Jual Sapi, Rumah, Hingga Tanah Demi Bisa Bayar UKT
Rep: Febrianto Adi Saputro/ Red: Yusuf Assidiq
Tangkapan layar penulis utas kasus Nur Riska, mahasiswa UNY yang memperjuangkan penurunan UKT hingga wafat, Ganta Semendawai (kanan) dalam sebuah diskusi bertajuk | Foto: Tangkapan layar
REPUBLIKA.CO.ID, SLEMAN -- Mahasiswa Universitas Negeri Yogyakarta (UNY) penulis utas kisah Nur Riska, mahasiswi UNY yang berjuang menurunkan Uang Kuliah Tunggal (UKT) hingga akhir hayatnya, Ganta Semendawai, mengungkapkan ada banyak mahasiswa UNY yang kesulitan membayar UKT. Beberapa di antaranya bahkan ada yang sampai harus menjual hartanya agar tetap bisa berkuliah.
"Yang perlu di highlight korbannya bukan hanya satu, bertahun-tahun gitu, silakan liat di kolom komentar di thread saya, ada yang marah, ada yang sampai jual sapi, ada yang sampai jual rumah, ada yang datang ke rektorat ngajuin penurunan di caci maki, ada yang jual tanah, apa Anda nggak merasa sakit?" kata Ganta dalam diskusi bertajuk 'Ada Apa dengan UNY?' yang disiarkan secara daring, Senin (16/1/2023) malam.
Ganta memahami isu komersialisasi pendidikan bukanlah isu yang populer. Selain sudah berjanji dengan almarhumah Nur Riska bahwa dirinya akan menuliskan persoalan UKT tersebut, Ganta mengatakan utas yang ia buat merupakan luapan kemarahan yang selama ini terpendam.
"Lebih dari enam tahun saya kuliah disini dan saya gak pernah didengarkan, nggak ada yang peduli dengan isu ini, tapi itu terpendam, kemarahan itu terpendam dan terasa," ujarnya.
Ganta menuturkan apa yang ia lakukan berangkat dari rasa sakit yang akut dan pelik melihat kawan-kawannya yang mengalami masalah yang sama. Ia bersyukur usai utas yang ia tulis viral, ada pihak yang mengontak dirinya dan memberikan beasiswa kepada mahasiswa UNY yang kesulitan membayar UKT. "Artinya ini membangun solidaritas nasional," ujarnya.

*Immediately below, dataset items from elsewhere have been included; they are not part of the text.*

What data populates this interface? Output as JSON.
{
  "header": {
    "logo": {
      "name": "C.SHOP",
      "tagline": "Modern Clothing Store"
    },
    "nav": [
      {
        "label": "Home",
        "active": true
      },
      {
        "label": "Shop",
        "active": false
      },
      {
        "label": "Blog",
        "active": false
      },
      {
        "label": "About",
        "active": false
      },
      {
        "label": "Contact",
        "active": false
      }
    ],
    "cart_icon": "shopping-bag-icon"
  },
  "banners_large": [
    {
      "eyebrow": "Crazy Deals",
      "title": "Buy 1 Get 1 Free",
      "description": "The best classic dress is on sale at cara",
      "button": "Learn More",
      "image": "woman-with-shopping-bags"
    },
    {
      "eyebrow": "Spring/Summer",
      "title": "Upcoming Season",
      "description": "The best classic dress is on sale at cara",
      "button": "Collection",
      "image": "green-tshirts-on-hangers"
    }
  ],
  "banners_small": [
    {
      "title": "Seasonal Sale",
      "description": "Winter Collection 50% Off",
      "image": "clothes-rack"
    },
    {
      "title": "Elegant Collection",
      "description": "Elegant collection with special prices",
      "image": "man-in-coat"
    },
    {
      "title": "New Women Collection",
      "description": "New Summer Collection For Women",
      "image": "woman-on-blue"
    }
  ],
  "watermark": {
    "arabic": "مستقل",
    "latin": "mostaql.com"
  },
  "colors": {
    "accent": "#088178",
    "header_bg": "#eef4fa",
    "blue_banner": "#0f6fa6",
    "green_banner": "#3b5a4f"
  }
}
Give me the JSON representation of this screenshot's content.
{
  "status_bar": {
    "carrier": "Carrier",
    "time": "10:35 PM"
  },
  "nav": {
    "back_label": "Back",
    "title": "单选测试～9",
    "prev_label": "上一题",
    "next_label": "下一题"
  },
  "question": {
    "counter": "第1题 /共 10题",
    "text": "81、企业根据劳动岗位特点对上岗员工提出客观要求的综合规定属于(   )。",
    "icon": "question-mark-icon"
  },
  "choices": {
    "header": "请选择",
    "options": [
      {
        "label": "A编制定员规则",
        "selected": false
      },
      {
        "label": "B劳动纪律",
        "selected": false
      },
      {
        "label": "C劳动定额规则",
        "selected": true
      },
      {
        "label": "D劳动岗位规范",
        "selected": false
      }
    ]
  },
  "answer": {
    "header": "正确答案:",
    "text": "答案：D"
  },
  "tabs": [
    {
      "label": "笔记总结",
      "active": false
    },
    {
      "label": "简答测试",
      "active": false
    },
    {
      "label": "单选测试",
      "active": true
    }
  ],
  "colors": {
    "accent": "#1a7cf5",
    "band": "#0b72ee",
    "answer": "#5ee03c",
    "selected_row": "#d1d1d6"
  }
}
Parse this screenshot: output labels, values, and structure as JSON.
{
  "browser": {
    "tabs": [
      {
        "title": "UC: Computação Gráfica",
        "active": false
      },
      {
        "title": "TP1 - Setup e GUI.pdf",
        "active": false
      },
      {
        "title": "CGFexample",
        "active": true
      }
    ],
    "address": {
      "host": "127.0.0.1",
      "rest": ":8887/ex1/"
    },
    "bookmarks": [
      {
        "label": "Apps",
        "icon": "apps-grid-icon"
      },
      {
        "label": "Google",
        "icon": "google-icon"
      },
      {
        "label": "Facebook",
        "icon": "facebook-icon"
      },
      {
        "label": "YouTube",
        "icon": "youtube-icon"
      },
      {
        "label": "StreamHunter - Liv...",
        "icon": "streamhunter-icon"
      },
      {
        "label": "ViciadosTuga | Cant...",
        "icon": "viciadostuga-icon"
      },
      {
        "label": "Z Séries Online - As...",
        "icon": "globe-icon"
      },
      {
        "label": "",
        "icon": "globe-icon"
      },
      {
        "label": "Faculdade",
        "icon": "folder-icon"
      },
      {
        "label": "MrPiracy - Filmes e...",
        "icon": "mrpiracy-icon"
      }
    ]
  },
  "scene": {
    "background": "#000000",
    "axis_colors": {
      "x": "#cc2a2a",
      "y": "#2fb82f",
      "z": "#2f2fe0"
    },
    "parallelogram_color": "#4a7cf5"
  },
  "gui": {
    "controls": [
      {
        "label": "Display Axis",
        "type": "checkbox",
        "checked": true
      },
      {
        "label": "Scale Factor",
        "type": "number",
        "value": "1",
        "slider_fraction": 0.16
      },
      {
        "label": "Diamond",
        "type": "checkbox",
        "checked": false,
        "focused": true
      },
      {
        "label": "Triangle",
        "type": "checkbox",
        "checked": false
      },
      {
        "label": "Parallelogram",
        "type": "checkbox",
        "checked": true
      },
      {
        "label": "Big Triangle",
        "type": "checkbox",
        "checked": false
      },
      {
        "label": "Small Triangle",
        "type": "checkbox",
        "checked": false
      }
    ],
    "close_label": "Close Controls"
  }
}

Dirinya mengaku juga sudah menghubungi kawannya yang kesulitan membayar UKT kepada pihak yang mau memberikan beasiswa. "Dia langsung nangis saya juga nangis. Karena terlalu banyak rasa sakit di UNY, atau terlalu banyak yang disebabkan komersialisasi pendidikan gitu, karena ada mimpi yang direbut, ada cita-cita yang dicuri cuma karena kita nggak bisa akses hak dan kewajiban kita yang udah diamanatkan konstitusi," ungkapnya.
Pada diskusi tersebut juga dihadirkan secara virtual mahasiswa UNY yang juga korban UKT. Salah satu korban yang tak diungkapkan identitasnya menceritakan bahwa dirinya harus membayar UKT sebesar Rp 4,2 juta per semester. Sementara sang ayah hanya berjualan angkringan, dan ibunya merupakan buruh pabrik.
"Ketika saya di semester dua atau tiga, ketika tertabrak pandemi juga, ibu dan bapak saya menjual sapi sebagai tabungan kehidupan tadi untuk membiayai saya berkuliah," ungkap mahasiswa tersebut.
Dikatakan sapi itu tadinya dipersiapkan untuk biaya pendidikan adiknya, namun sang ayah dengan terpaksa harus menjual sapi tersebut untuk memenuhi kebutuhan perkuliahan dirinya. Selain menjual sapi, orang tuanya juga meminjam uang dari bank untuk memenuhi biaya perkuliahan dirinya.
Ia berharap agar kebijakan UKT di UNY berubah. "Kita mencoba mendorong agar kebijakan di UNY itu berubah agar jadi satu kampus yang lebih ramah buat teman-teman yang mau berkuliah di situ," ungkap dia.